On January 16, addressing Parliament during hearings on the state of the Ukrainian information space, Lesia Gongadze brought tears to the eyes of many in the audience as she pleaded for answers that have not been forthcoming from Ukraine's procurator general and law enforcement officials handling the Gongadze case.

"I and my family have been pressured to bury [Mr. Gongadze's] body in Lviv. They have told me that a plane is ready and there's a spot at the Lykachiv Cemetery," said Mrs.

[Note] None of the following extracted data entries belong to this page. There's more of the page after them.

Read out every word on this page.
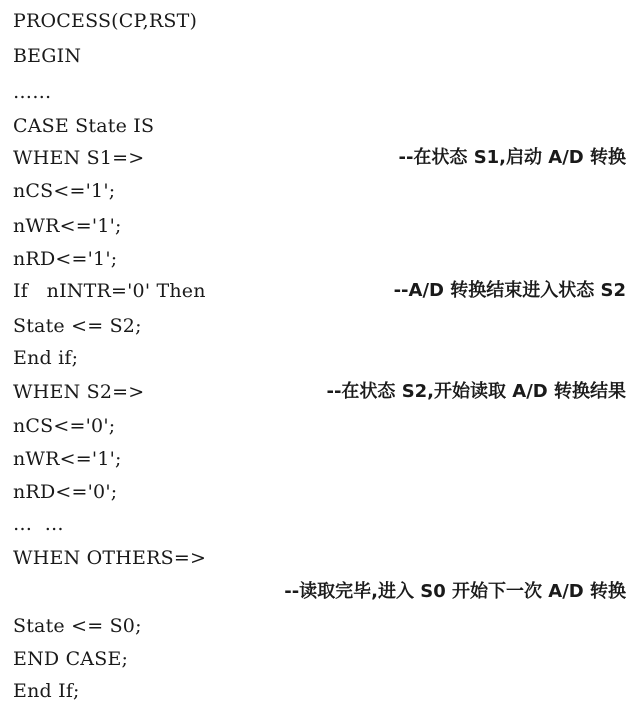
PROCESS(CP,RST)
BEGIN
……
CASE State IS
WHEN S1=>	--在状态 S1,启动 A/D 转换
nCS<='1';
nWR<='1';
nRD<='1';
If   nINTR='0' Then	--A/D 转换结束进入状态 S2
State <= S2;
End if;
WHEN S2=>	--在状态 S2,开始读取 A/D 转换结果
nCS<='0';
nWR<='1';
nRD<='0';
…  …
WHEN OTHERS=>
--读取完毕,进入 S0 开始下一次 A/D 转换
State <= S0;
END CASE;
End If;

Gongadze in television reports from the Parliament. "But I am the mother and I need to know whose body I am laying to rest," she continued.

Mrs. Gongadze's statement came after Procurator General Mykhailo Potebenko, who last week in Parliament announced that there was a 99.6 percent probability that the Tarascha corpse discovered on November 2, 2000, did indeed belong to the missing Mr. Gongadze, changed his mind and signaled he was willing to release the body to Mrs. Gongadze and Myroslava Gongadze, the late journalist's wife. Earlier Mr. Potebenko had refused to release the corpse on the grounds that the DNA test results had not confirmed its identity with sufficient certainty.

Apart from the question of whether the burial of a headless body accords with Christian religious practice, an issue raised by Lesia Gongadze in the past week, there is a legal question that may lie behind the decision of the Gongadze family to put off burial for the time being.

According to Ukrainian law, if there is no official confirmation by investigators that a body belongs to a particular individual, the procurator's office is not required to continue with a murder investigation, regardless of whether or not they release a body for burial. Mr. Potebenko has not made such an official determination and claims that a number of persons have seen Mr. Gongadze alive since September 16, 2000, the day of his disappearance.

Local law also gives a victim's relatives the right to demand additional forensic testing by investigators on the bodies of deceased kin, and Lesia Gongadze said she would demand that a full battery of tests be conducted on Mr. Gongadze's body.

Meanwhile, the Lavrynovych Committee, the ad hoc parliamentary group charged with investigating the Gongadze case, was slated to interview Health Ministry officials involved in the matter and experts who have said that they were subjected to pressure by law enforcement bodies to moderate their findings.

Svitlana Karmeliuk, a DNA expert working in the official investigation, has said that police personnel had broken into her home and tried confiscating her international travel passport. The Internal Affairs Ministry had refuted these charges, saying that Mrs. Karmeliuk's passport contained errors and that agents sent to her apartment were only trying to help correct these errors.

The case of Mr. Gongadze, former publisher of Ukrainska Pravda, an Internet periodical known for publishing investigative reports on high-level official corruption and shady dealings, and not for its love of President Leonid Kuchma, shows no signs of abating.

It was on November 28, 2000, that National Deputy Oleksander Moroz made public an audiotape that appeared to implicate Mr. Kuchma and top law enforcement officials in Mr. Gongadze's disappearance. That tape and subsequent revelations have sparked an uproar within Ukraine and have caught the attention of the West and international human rights and journalists' organizations such as Reporters Without Borders, which last week concluded a fact-finding mission to Ukraine and called on Procurator General Potebenko to resign.

Protesters who in December erected a tent town on Independence Square in Kyiv and demanded the resignation of President Kuchma and top law enforcement officials for their alleged role in what is now being called "Gongadzegate," have indicated that they will return to the center of the capital in early February in greater numbers.

In such cities as Kharkiv, Dnipropetrovsk, Mykolaiv, Lviv, Zhytomyr, Chernihiv and Donetsk, tent towns have been set up since the New Year, only to be knocked down by local police or banned by local courts. Organizers of the "Ukraine Without Kuchma" movement have officially registered as a civic movement, and promise to continue their protests until their demands are met.